Muniz’ celebrity finally made its way home this past year, with a major retrospective that started in 2009 at the Museum of Modern Art, Rio de Janeiro, and travelled to the São Paulo Museum of Art, before moving to Curitiba (it is touring to Fortaleza). As the ultimate token of recognition, his work has come to be somewhat disparaged; unfazed, the artist’s most recent offering is a 700-page encyclopaedia of his labours (Vik Muniz: Obra completa, 1987–2009). Should we now expect him to slip into early retirement, dividing his time between a beachfront existence and so many worthy committee meetings? Or, alternatively, is this present taking of stock a plea from the artist to move beyond his celebrity status and look at the work? Is Muniz more than peanut-butter-and-jam pictures of Mona Lisa, or is this a lot of fuss about nothing? Perhaps a clue is the knowing title of the 1999 work that made him famous, After Warhol – as Andy might have said, you can hardly blame an artist for making it big.
So, does the work hold up? The answer, upon visiting this exhibition, is a diffident yes. The variety and scope of Muniz’ oeuvre is impressive. There are several hundred photographic prints, mostly large, glossy and gorgeous: a cross-section of his work from the 1989 ‘Best of Life’ series – magazine photos sketched from memory and re-photographed – to the deceptively figurative ‘Pictures of Garbage’ (2005–9), representations composed from scrap metal, meticulously arranged in larger-than-life compositions and photographed from above. Time and again, there is a fastidious procedure of forging pictures of things – sugar, caviar, pigment, toys, rubbish, plants – made to look like what they are not: bits of visual information gleaned from the repertoire of popular culture or the history of art.
If any substantive critique is to be made of Muniz as an artist, it must necessarily come to terms with his engagement with visual delight. How do images breach the gap between representation and substance? Why do we continue to suspend disbelief? The series ‘Pictures of Magazines’ (2003) consists of celebrity portraits puzzled together from paper dots punched out of the very periodicals that showcase celebrities. From a distance, they are Lula or Pelé or a self-portrait of the artist; up close, they are a jumble of chromatic confetti that evokes the colour separation of offset printing. A photograph of a Jacob van Ruisdael landscape laid out in thousands of yards of thread is neither the landscape itself nor a bunch of thread – much less is it an Old Master painting. Yet, 20,000 Yards (The Castle at Bentheim) (1999) partakes of all of these, and more. There are echoes of René Magritte’s treachery of images, updated for these latter days of digital manipulation.

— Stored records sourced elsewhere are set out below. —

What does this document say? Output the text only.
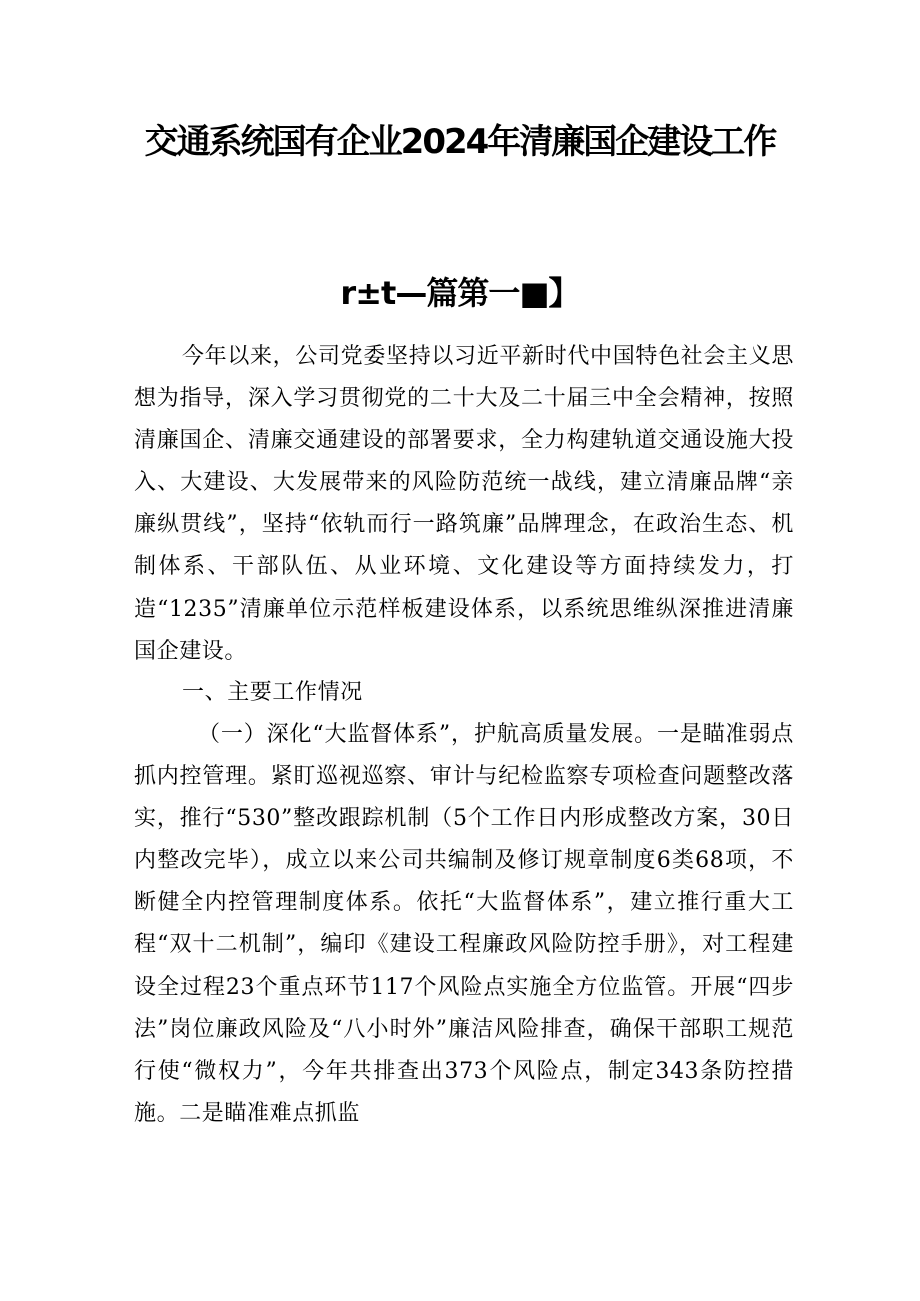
交通系统国有企业2024年清廉国企建设工作
r±t—篇第一■】

今年以来，公司党委坚持以习近平新时代中国特色社会主义思想为指导，深入学习贯彻党的二十大及二十届三中全会精神，按照清廉国企、清廉交通建设的部署要求，全力构建轨道交通设施大投入、大建设、大发展带来的风险防范统一战线，建立清廉品牌“亲廉纵贯线”，坚持“依轨而行一路筑廉”品牌理念，在政治生态、机制体系、干部队伍、从业环境、文化建设等方面持续发力，打造“1235”清廉单位示范样板建设体系，以系统思维纵深推进清廉国企建设。

一、主要工作情况

（一）深化“大监督体系”，护航高质量发展。一是瞄准弱点抓内控管理。紧盯巡视巡察、审计与纪检监察专项检查问题整改落实，推行“530”整改跟踪机制（5个工作日内形成整改方案，30日内整改完毕），成立以来公司共编制及修订规章制度6类68项，不断健全内控管理制度体系。依托“大监督体系”，建立推行重大工程“双十二机制”，编印《建设工程廉政风险防控手册》，对工程建设全过程23个重点环节117个风险点实施全方位监管。开展“四步法”岗位廉政风险及“八小时外”廉洁风险排查，确保干部职工规范行使“微权力”，今年共排查出373个风险点，制定343条防控措施。二是瞄准难点抓监
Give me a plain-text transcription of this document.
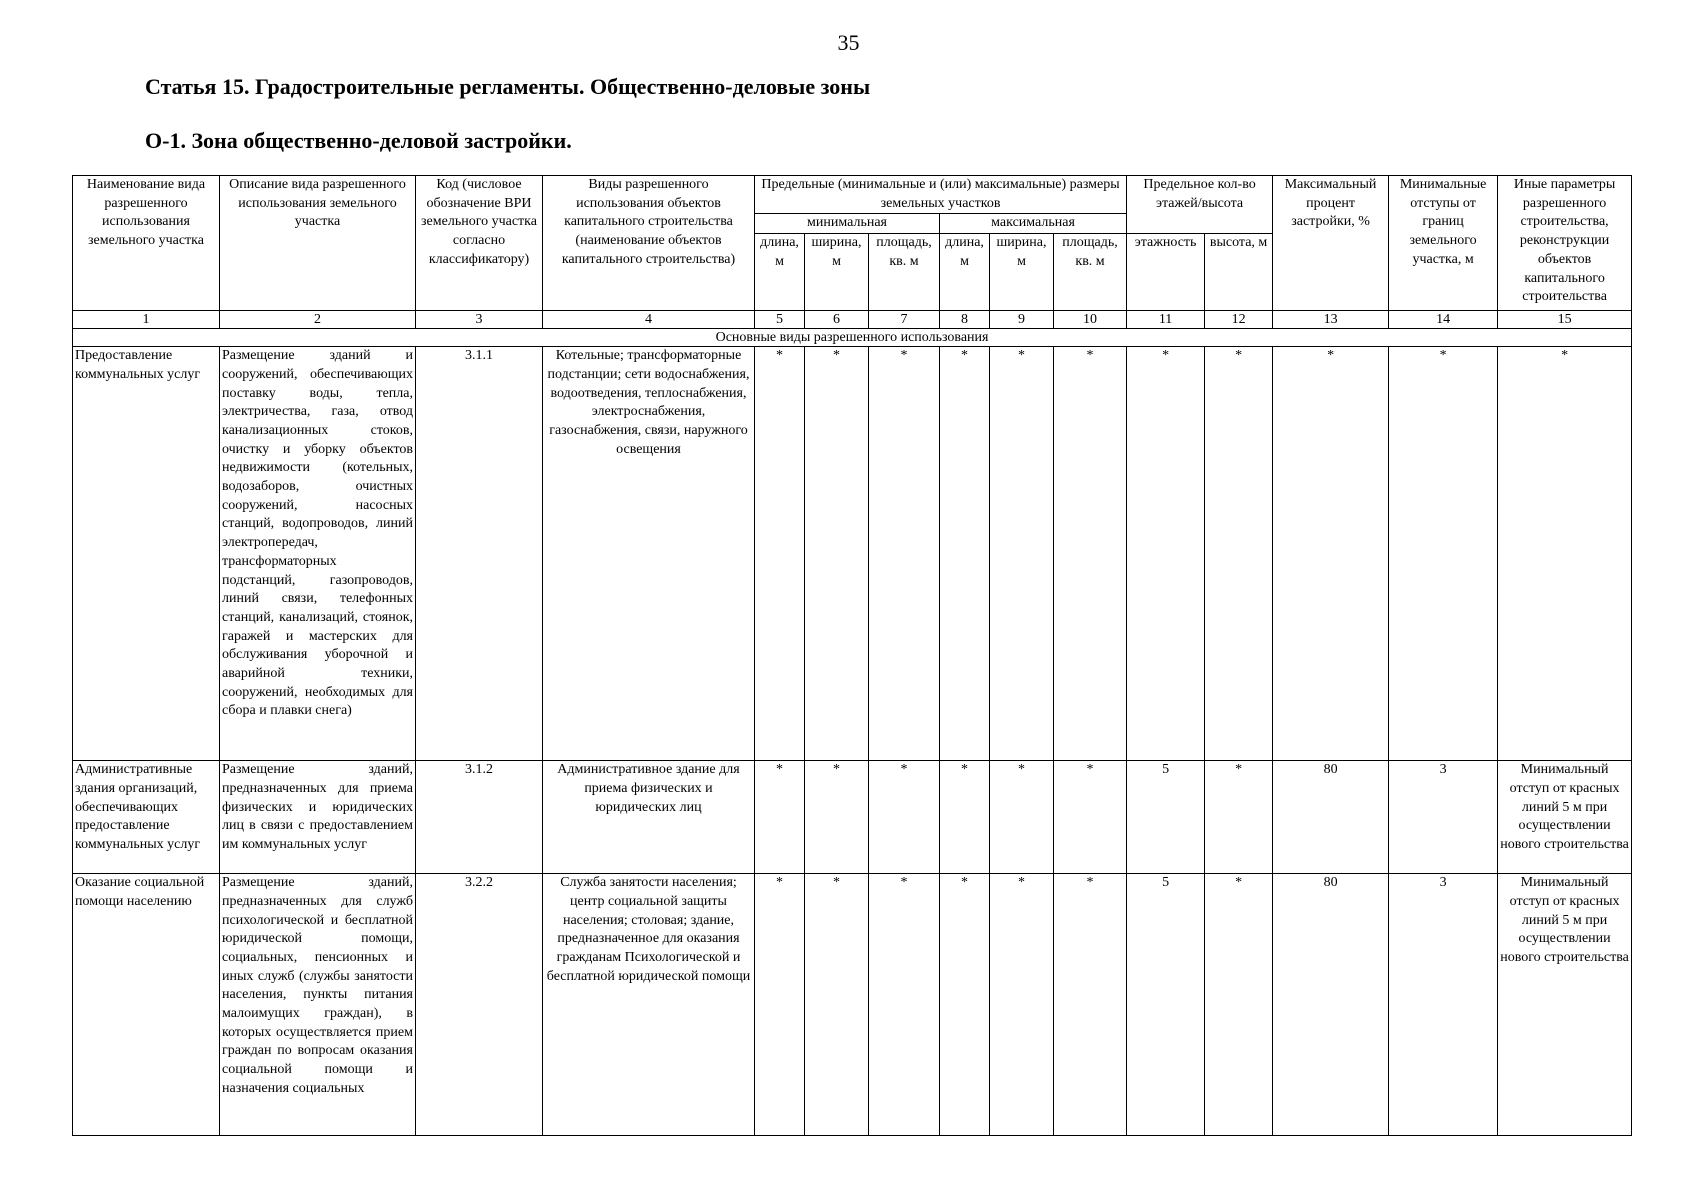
35
Статья 15. Градостроительные регламенты. Общественно-деловые зоны
О-1. Зона общественно-деловой застройки.
Наименование вида разрешенного использования земельного участка	Описание вида разрешенного использования земельного участка	Код (числовое обозначение ВРИ земельного участка согласно классификатору)	Виды разрешенного использования объектов капитального строительства (наименование объектов капитального строительства)	Предельные (минимальные и (или) максимальные) размеры земельных участков						Предельное кол-во этажей/высота		Максимальный процент застройки, %	Минимальные отступы от границ земельного участка, м	Иные параметры разрешенного строительства, реконструкции объектов капитального строительства

				минимальная			максимальная							
				длина, м	ширина, м	площадь, кв. м	длина, м	ширина, м	площадь, кв. м	этажность	высота, м			
1	2	3	4	5	6	7	8	9	10	11	12	13	14	15
Основные виды разрешенного использования														
Предоставление коммунальных услуг	Размещение зданий и сооружений, обеспечивающих поставку воды, тепла, электричества, газа, отвод канализационных стоков, очистку и уборку объектов недвижимости (котельных, водозаборов, очистных сооружений, насосных станций, водопроводов, линий электропередач, трансформаторных подстанций, газопроводов, линий связи, телефонных станций, канализаций, стоянок, гаражей и мастерских для обслуживания уборочной и аварийной техники, сооружений, необходимых для сбора и плавки снега)	3.1.1	Котельные; трансформаторные подстанции; сети водоснабжения, водоотведения, теплоснабжения, электроснабжения, газоснабжения, связи, наружного освещения	*	*	*	*	*	*	*	*	*	*	*
Административные здания организаций, обеспечивающих предоставление коммунальных услуг	Размещение зданий, предназначенных для приема физических и юридических лиц в связи с предоставлением им коммунальных услуг	3.1.2	Административное здание для приема физических и юридических лиц	*	*	*	*	*	*	5	*	80	3	Минимальный отступ от красных линий 5 м при осуществлении нового строительства
Оказание социальной помощи населению	Размещение зданий, предназначенных для служб психологической и бесплатной юридической помощи, социальных, пенсионных и иных служб (службы занятости населения, пункты питания малоимущих граждан), в которых осуществляется прием граждан по вопросам оказания социальной помощи и назначения социальных	3.2.2	Служба занятости населения; центр социальной защиты населения; столовая; здание, предназначенное для оказания гражданам Психологической и бесплатной юридической помощи	*	*	*	*	*	*	5	*	80	3	Минимальный отступ от красных линий 5 м при осуществлении нового строительства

Muniz continues to define himself primarily as a photographer. Least of all, however, can his complicated visual constructions be written off as simply photographs. If nothing else, the work is a continual challenge to the manner in which photography is still commonly perceived as a record of visual fact (many of his works predate Photoshop). They take their early cue from Warhol’s accident scenes: to be caught looking, and made to think about what that means, may still be the best antidote to the ‘spectacularization’ of society which, 40 years on from Guy Debord, has become the sea in which we swim.